Шамайка – это такая рыба. Есть рыбец, и есть шамайка. К приезду бабушки папа достал шамайку, и мама его даже поцеловала за это.
– Шамай-ка! – поет Танька, все выше подлетая на качелях. – Шама-а-айка!
Хорошо, когда солнце и ветер! И море за горами, пусть даже его не видно. Главное, знать, что оно есть.
– Шамай-ка! – поет Танька и поглядывает на Сашки-ны окна – он живет на третьем этаже. – Шама-а-айка!..
Сашка не заставляет себя ждать. Вот мелькает в окне за тонкой занавеской его курчавая голова, а спустя минуту Сашка выходит во двор. Он стоит у подъезда, насвистывая и спрятав руки в карманы, а потом ленивой походкой направляется к турнику.
– Привет! – говорит он и повисает на турнике.
– Привет, – отвечает Танька и раскачивается так, словно хочет достать до неба.
Они не виделись целых четыре дня. На Сашке новая голубая тенниска с белым воротником.
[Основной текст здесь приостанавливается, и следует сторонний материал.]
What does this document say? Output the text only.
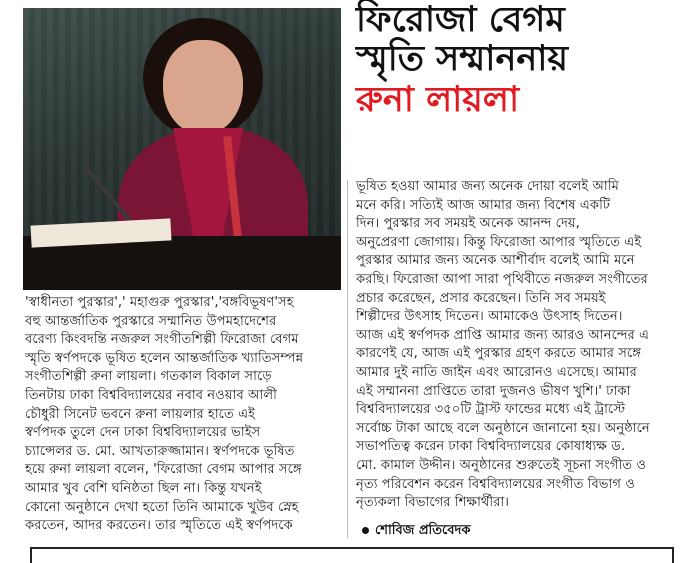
ফিরোজা বেগম
স্মৃতি সম্মাননায়
রুনা লায়লা
'স্বাধীনতা পুরস্কার',' মহাগুরু পুরস্কার','বঙ্গবিভূষণ'সহ
বহু আন্তর্জাতিক পুরস্কারে সম্মানিত উপমহাদেশের
বরেণ্য কিংবদন্তি নজরুল সংগীতশিল্পী ফিরোজা বেগম
স্মৃতি স্বর্ণপদকে ভূষিত হলেন আন্তর্জাতিক খ্যাতিসম্পন্ন
সংগীতশিল্পী রুনা লায়লা। গতকাল বিকাল সাড়ে
তিনটায় ঢাকা বিশ্ববিদ্যালয়ের নবাব নওয়াব আলী
চৌধুরী সিনেট ভবনে রুনা লায়লার হাতে এই
স্বর্ণপদক তুলে দেন ঢাকা বিশ্ববিদ্যালয়ের ভাইস
চ্যান্সেলর ড. মো. আখতারুজ্জামান। স্বর্ণপদকে ভূষিত
হয়ে রুনা লায়লা বলেন, 'ফিরোজা বেগম আপার সঙ্গে
আমার খুব বেশি ঘনিষ্ঠতা ছিল না। কিন্তু যখনই
কোনো অনুষ্ঠানে দেখা হতো তিনি আমাকে খুউব স্নেহ
করতেন, আদর করতেন। তার স্মৃতিতে এই স্বর্ণপদকে
ভূষিত হওয়া আমার জন্য অনেক দোয়া বলেই আমি
মনে করি। সত্যিই আজ আমার জন্য বিশেষ একটি
দিন। পুরস্কার সব সময়ই অনেক আনন্দ দেয়,
অনুপ্রেরণা জোগায়। কিন্তু ফিরোজা আপার স্মৃতিতে এই
পুরস্কার আমার জন্য অনেক আশীর্বাদ বলেই আমি মনে
করছি। ফিরোজা আপা সারা পৃথিবীতে নজরুল সংগীতের
প্রচার করেছেন, প্রসার করেছেন। তিনি সব সময়ই
শিল্পীদের উৎসাহ দিতেন। আমাকেও উৎসাহ দিতেন।
আজ এই স্বর্ণপদক প্রাপ্তি আমার জন্য আরও আনন্দের এ
কারণেই যে, আজ এই পুরস্কার গ্রহণ করতে আমার সঙ্গে
আমার দুই নাতি জাইন এবং আরোনও এসেছে। আমার
এই সম্মাননা প্রাপ্তিতে তারা দুজনও ভীষণ খুশি।' ঢাকা
বিশ্ববিদ্যালয়ের ৩৫০টি ট্রাস্ট ফান্ডের মধ্যে এই ট্রাস্টে
সর্বোচ্চ টাকা আছে বলে অনুষ্ঠানে জানানো হয়। অনুষ্ঠানে
সভাপতিত্ব করেন ঢাকা বিশ্ববিদ্যালয়ের কোষাধ্যক্ষ ড.
মো. কামাল উদ্দীন। অনুষ্ঠানের শুরুতেই সূচনা সংগীত ও
নৃত্য পরিবেশন করেন বিশ্ববিদ্যালয়ের সংগীত বিভাগ ও
নৃত্যকলা বিভাগের শিক্ষার্থীরা।
শোবিজ প্রতিবেদক
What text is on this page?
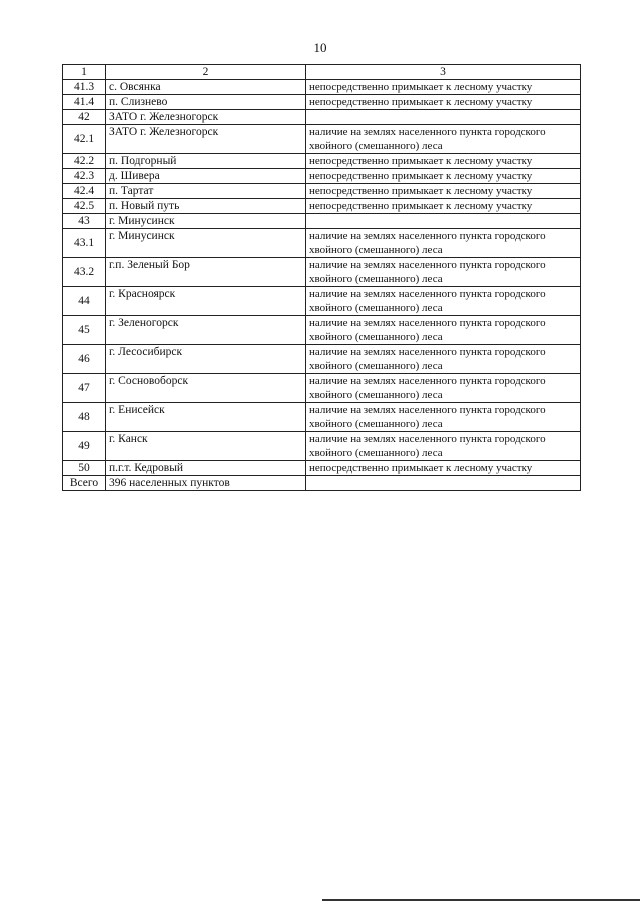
10
1	2	3
41.3	с. Овсянка	непосредственно примыкает к лесному участку
41.4	п. Слизнево	непосредственно примыкает к лесному участку
42	ЗАТО г. Железногорск	
42.1	ЗАТО г. Железногорск	наличие на землях населенного пункта городского хвойного (смешанного) леса
42.2	п. Подгорный	непосредственно примыкает к лесному участку
42.3	д. Шивера	непосредственно примыкает к лесному участку
42.4	п. Тартат	непосредственно примыкает к лесному участку
42.5	п. Новый путь	непосредственно примыкает к лесному участку
43	г. Минусинск	
43.1	г. Минусинск	наличие на землях населенного пункта городского хвойного (смешанного) леса
43.2	г.п. Зеленый Бор	наличие на землях населенного пункта городского хвойного (смешанного) леса
44	г. Красноярск	наличие на землях населенного пункта городского хвойного (смешанного) леса
45	г. Зеленогорск	наличие на землях населенного пункта городского хвойного (смешанного) леса
46	г. Лесосибирск	наличие на землях населенного пункта городского хвойного (смешанного) леса
47	г. Сосновоборск	наличие на землях населенного пункта городского хвойного (смешанного) леса
48	г. Енисейск	наличие на землях населенного пункта городского хвойного (смешанного) леса
49	г. Канск	наличие на землях населенного пункта городского хвойного (смешанного) леса
50	п.г.т. Кедровый	непосредственно примыкает к лесному участку
Всего	396 населенных пунктов	
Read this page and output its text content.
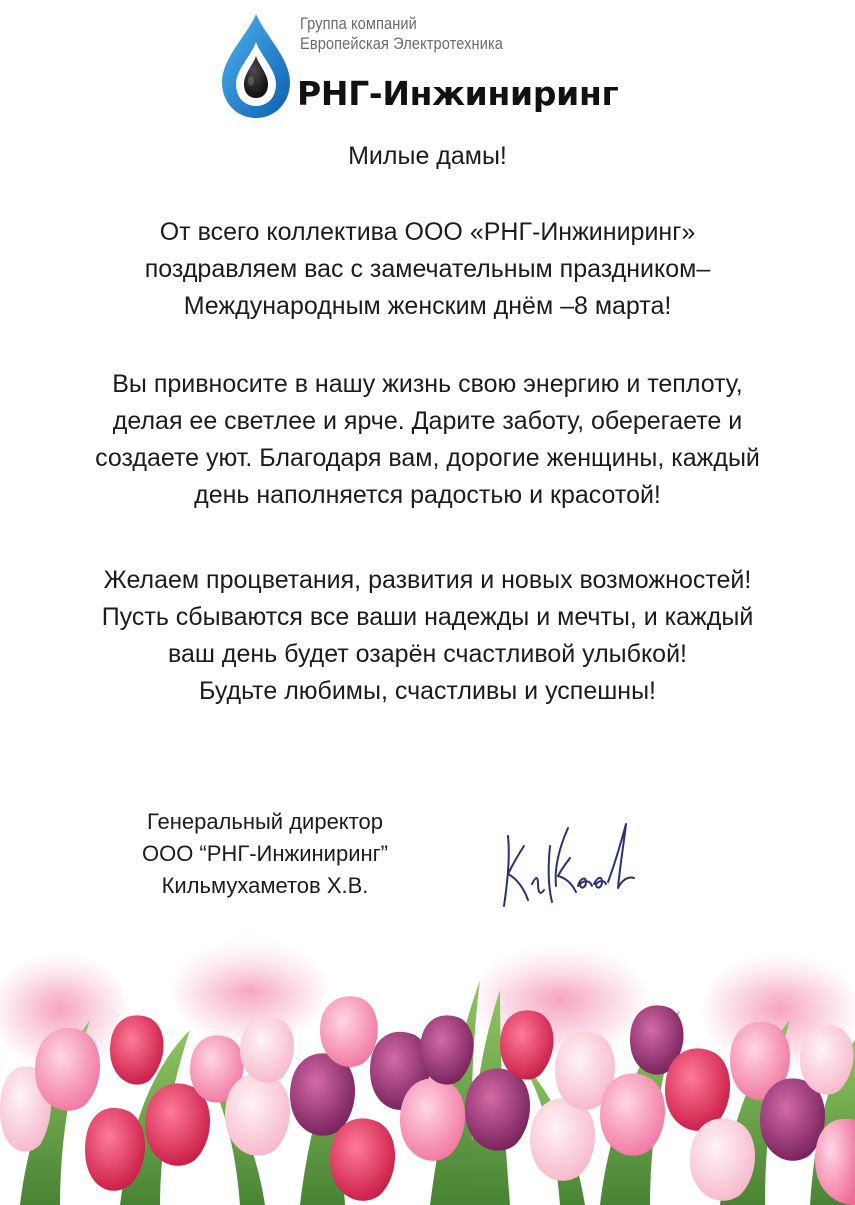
Группа компаний
Европейская Электротехника
РНГ-Инжиниринг
Милые дамы!
От всего коллектива ООО «РНГ-Инжиниринг»
поздравляем вас с замечательным праздником–
Международным женским днём –8 марта!
Вы привносите в нашу жизнь свою энергию и теплоту,
делая ее светлее и ярче. Дарите заботу, оберегаете и
создаете уют. Благодаря вам, дорогие женщины, каждый
день наполняется радостью и красотой!
Желаем процветания, развития и новых возможностей!
Пусть сбываются все ваши надежды и мечты, и каждый
ваш день будет озарён счастливой улыбкой!
Будьте любимы, счастливы и успешны!
Генеральный директор
ООО “РНГ-Инжиниринг”
Кильмухаметов Х.В.
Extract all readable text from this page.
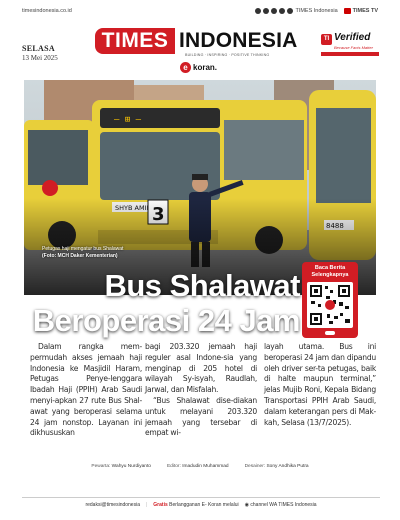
timesindonesia.co.id	TIMES Indonesia	TIMES TV
SELASA
13 Mei 2025
TIMES INDONESIA
BUILDING · INSPIRING · POSITIVE THINKING
e koran.
TI Verified
Because Facts Matter
Petugas haji mengatur bus Shalawat
(Foto: MCH Daker Kementerian)
Bus Shalawat
Beroperasi 24 Jam
Baca Berita Selengkapnya

Dalam rangka mem-permudah akses jemaah haji Indonesia ke Masjidil Haram, Petugas Penye-lenggara Ibadah Haji (PPIH) Arab Saudi menyi-apkan 27 rute Bus Shal-awat yang beroperasi selama 24 jam nonstop. Layanan ini dikhususkan

bagi 203.320 jemaah haji reguler asal Indone-sia yang menginap di 205 hotel di wilayah Sy-isyah, Raudlah, Jarwal, dan Misfalah.

“Bus Shalawat dise-diakan untuk melayani 203.320 jemaah yang tersebar di empat wi-

layah utama. Bus ini beroperasi 24 jam dan dipandu oleh driver ser-ta petugas, baik di halte maupun terminal,” jelas Mujib Roni, Kepala Bidang Transportasi PPIH Arab Saudi, dalam keterangan pers di Mak-kah, Selasa (13/7/2025).

Pewarta: Wahyu Nurdiyanto	Editor: Imadudin Muhammad	Desainer: Sony Andhika Putra
redaksi@timesindonesia | Gratis Berlangganan E- Koran melalui ◉ channel WA TIMES Indonesia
– Где пропадала? – спрашивает Сашка и выжимается на руках.
Руки у него уже успели загореть. Сашка быстро загорает. Летом он совсем черный. Танька раскачивается, придумывая, что бы соврать. Не скажешь ведь: «Мы уходили от папы».
– Я с мамой ездила. В командировку, – говорит она.
– Зачем? – спрашивает Сашка и опрокидывается вниз головой на вывернутых руках.
– Надо было, – говорит Танька, подлетая в небо. Она думает, что бы такое сочинить, если Сашка станет расспрашивать. В командировках с мамой Танька действительно бывала, но давно. Когда была маленькая. Мама уходила по делам, а Танька оставалась в приемных учреждений, с красивыми секретаршами, и в заводских проходных, со стариками вахтерами в телогрейках или гимнастерках, смотря по времени года. Секретарши рассказывали ей сказки, вахтеры делали кораблики из газетной бумаги. От секретарш хорошо пахло духами, от вахтеров – табаком. Вот и все Танькины воспоминания о ее ранних командировках. С тех пор как Танька выросла, мама в командировки ее не берет.